8.5 The remedies contained in this Clause are without prejudice to the other Terms and Conditions herein, including, but without limitation, Clauses 9 and 10 below.
9.1 No liability of any nature shall be incurred or accepted by the Company in respect of any representation made by the Company, or on its behalf, to the Customer, or to any party acting on its behalf, prior to the making of this contract where such representations were made or given in relation to:
9.1.1 the correspondence of the Services with any description;
9.1.2 the quality of the Services; or
9.1.3 the fitness of the Services for any purpose whatsoever.
9.2 No liability of any nature shall be accepted by the Company to the Customer in respect of any express term of this contract where such term relates in any way to:
9.2.1 the correspondence of the Services with any description;
9.2.2 the quality of the Services; or
9.2.3 the fitness of the Services for any purpose whatsoever.

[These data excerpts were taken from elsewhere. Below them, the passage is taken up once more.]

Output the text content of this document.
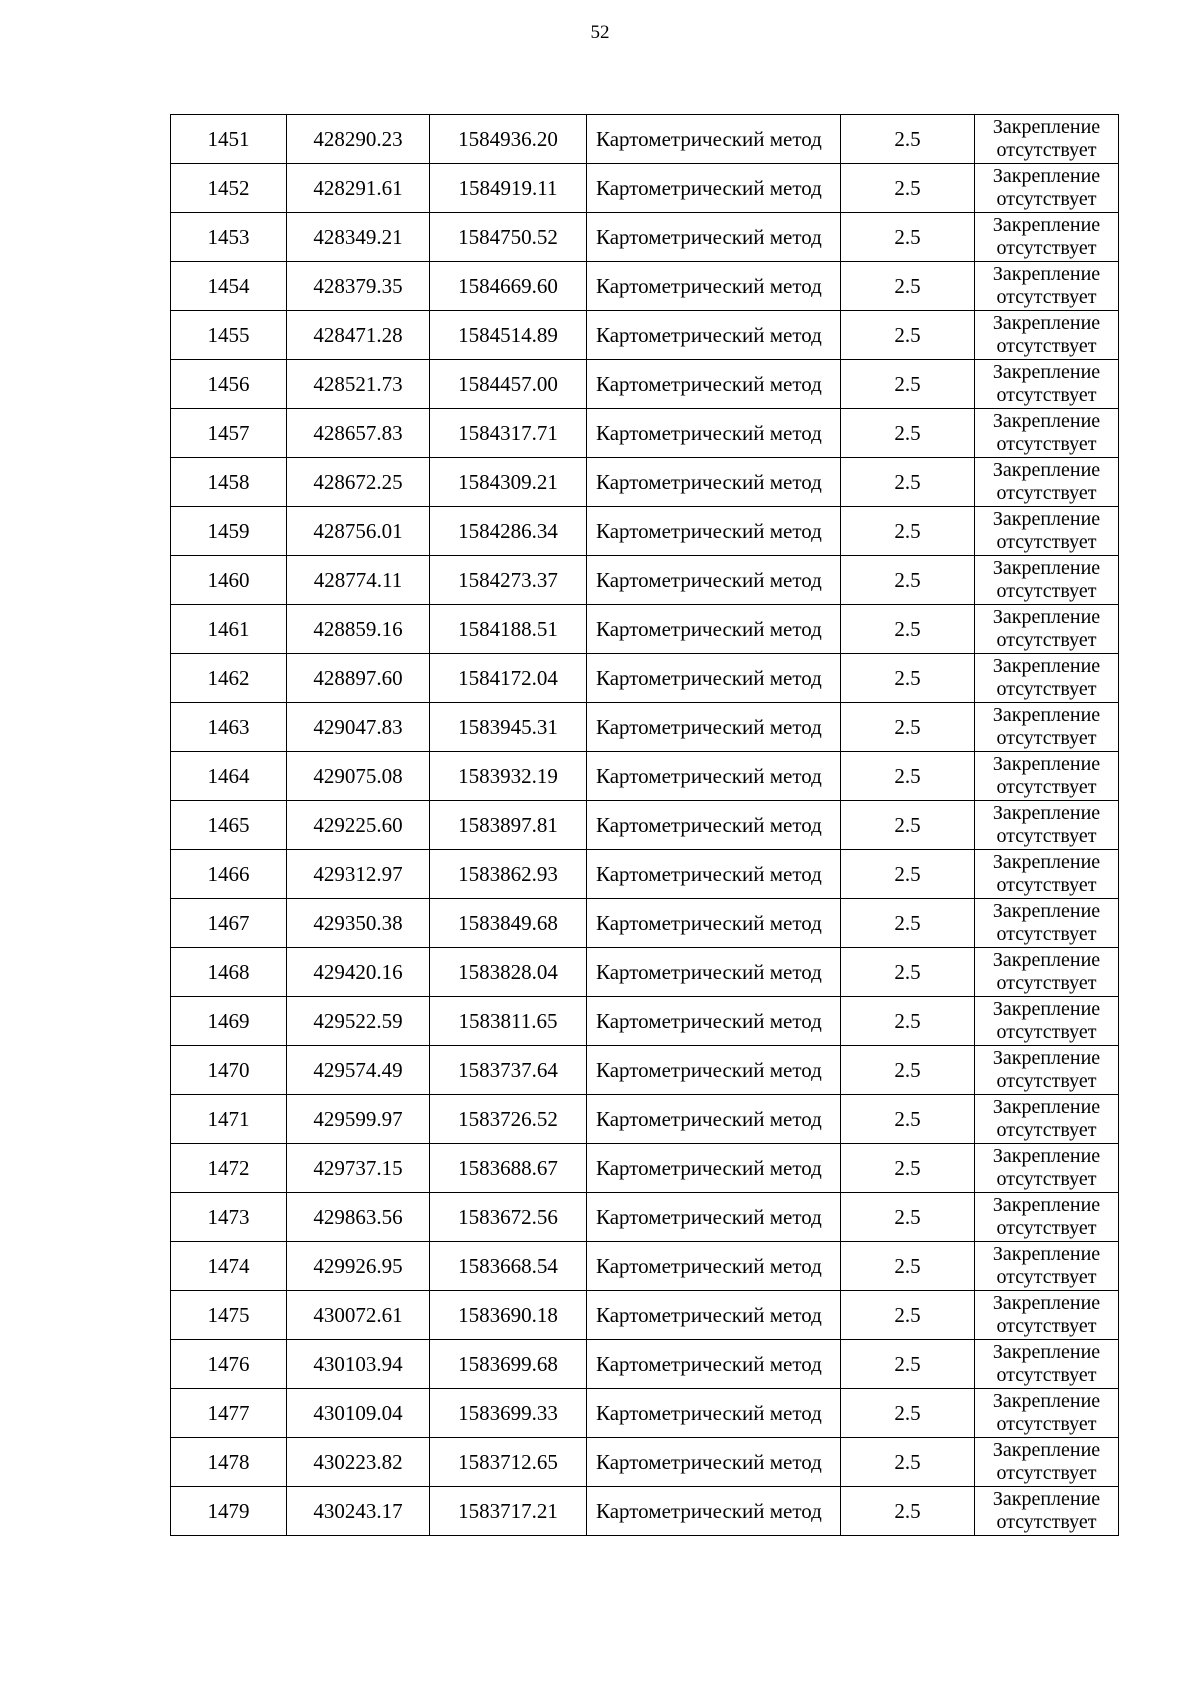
52
1451	428290.23	1584936.20	Картометрический метод	2.5	Закрепление
отсутствует

1452	428291.61	1584919.11	Картометрический метод	2.5	Закрепление
отсутствует

1453	428349.21	1584750.52	Картометрический метод	2.5	Закрепление
отсутствует

1454	428379.35	1584669.60	Картометрический метод	2.5	Закрепление
отсутствует

1455	428471.28	1584514.89	Картометрический метод	2.5	Закрепление
отсутствует

1456	428521.73	1584457.00	Картометрический метод	2.5	Закрепление
отсутствует

1457	428657.83	1584317.71	Картометрический метод	2.5	Закрепление
отсутствует

1458	428672.25	1584309.21	Картометрический метод	2.5	Закрепление
отсутствует

1459	428756.01	1584286.34	Картометрический метод	2.5	Закрепление
отсутствует

1460	428774.11	1584273.37	Картометрический метод	2.5	Закрепление
отсутствует

1461	428859.16	1584188.51	Картометрический метод	2.5	Закрепление
отсутствует

1462	428897.60	1584172.04	Картометрический метод	2.5	Закрепление
отсутствует

1463	429047.83	1583945.31	Картометрический метод	2.5	Закрепление
отсутствует

1464	429075.08	1583932.19	Картометрический метод	2.5	Закрепление
отсутствует

1465	429225.60	1583897.81	Картометрический метод	2.5	Закрепление
отсутствует

1466	429312.97	1583862.93	Картометрический метод	2.5	Закрепление
отсутствует

1467	429350.38	1583849.68	Картометрический метод	2.5	Закрепление
отсутствует

1468	429420.16	1583828.04	Картометрический метод	2.5	Закрепление
отсутствует

1469	429522.59	1583811.65	Картометрический метод	2.5	Закрепление
отсутствует

1470	429574.49	1583737.64	Картометрический метод	2.5	Закрепление
отсутствует

1471	429599.97	1583726.52	Картометрический метод	2.5	Закрепление
отсутствует

1472	429737.15	1583688.67	Картометрический метод	2.5	Закрепление
отсутствует

1473	429863.56	1583672.56	Картометрический метод	2.5	Закрепление
отсутствует

1474	429926.95	1583668.54	Картометрический метод	2.5	Закрепление
отсутствует

1475	430072.61	1583690.18	Картометрический метод	2.5	Закрепление
отсутствует

1476	430103.94	1583699.68	Картометрический метод	2.5	Закрепление
отсутствует

1477	430109.04	1583699.33	Картометрический метод	2.5	Закрепление
отсутствует

1478	430223.82	1583712.65	Картометрический метод	2.5	Закрепление
отсутствует

1479	430243.17	1583717.21	Картометрический метод	2.5	Закрепление
отсутствует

9.3 All implied terms, conditions or warranties as to the correspondence of the Services to any description or the satisfactory quality of the Services or the fitness of the Services for any purpose whatsoever (whether made known to the Company or not) are hereby excluded from the contract.
10 LIMITATION OF LIABILITY
10.1 Where any court or arbitrator determines that any part of Clause 9 above is, for whatever reason, unenforceable, the Company shall be liable for all loss or damage suffered by the Customer but in an amount not exceeding the contract price.
10.2 Nothing contained in these Terms and Conditions shall be construed so as to limit or exclude the liability of the Company for death or personal injury as a result of the Companies negligence or that of its employees or agents.
11 INTELLECTUAL PROPERTY RIGHTS
All Intellectual Property Rights produced from or arising as a result of the performance of this Agreement shall, so far as not already vested, become the absolute property of the Company, and the Customer shall do all that is reasonably necessary to ensure that such rights vest in the Company by the execution of appropriate instruments or the making of agreements with third parties.
12 FORCE MAJEURE
The Company shall not be liable for any delay or failure to perform any of its obligations if the delay or failure results from events or circumstances outside its reasonable control, including but not limited to acts of God, strikes, lock outs, accidents, war, fire, breakdown of plant or machinery or shortage or unavailability of raw materials from a natural source of supply, and the Seller shall be entitled to a reasonable extension of its obligations. If the delay persists for such time as the Seller considers unreasonable, it may, without liability on its part, terminate the contract.
13 RELATIONSHIP OF PARTIES
Nothing contained in these Terms and Conditions shall be construed as establishing or implying any partnership or joint venture between the parties and nothing in these Terms and Conditions shall be deemed to construe either of the parties as the agent of the other.
14 ASSIGNMENT AND SUB-CONTRACTING
The contract between the Customer and Company for the sale of Services shall not be assigned or transferred, nor the performance of any obligation sub-contracted, in either case by the Customer, without the prior written consent of the Company.
The failure by either party to enforce at any time or for any period any one or more of the Terms and Conditions herein shall not be a waiver of them or of the right at any time subsequently to enforce all Terms and Conditions of this Agreement.
If any term or provision of these Terms and Conditions is held invalid, illegal or unenforceable for any reason by any court of competent jurisdiction such provision shall be severed and the remainder of the provisions hereof shall continue in full force and effect as if these Terms and Conditions had been agreed with the invalid, illegal or unenforceable provision eliminated.
17 GOVERNING LAW AND JURISDICTION
This Agreement shall be governed by and construed in accordance with the law of England and the parties hereby submit to the exclusive jurisdiction of the English courts.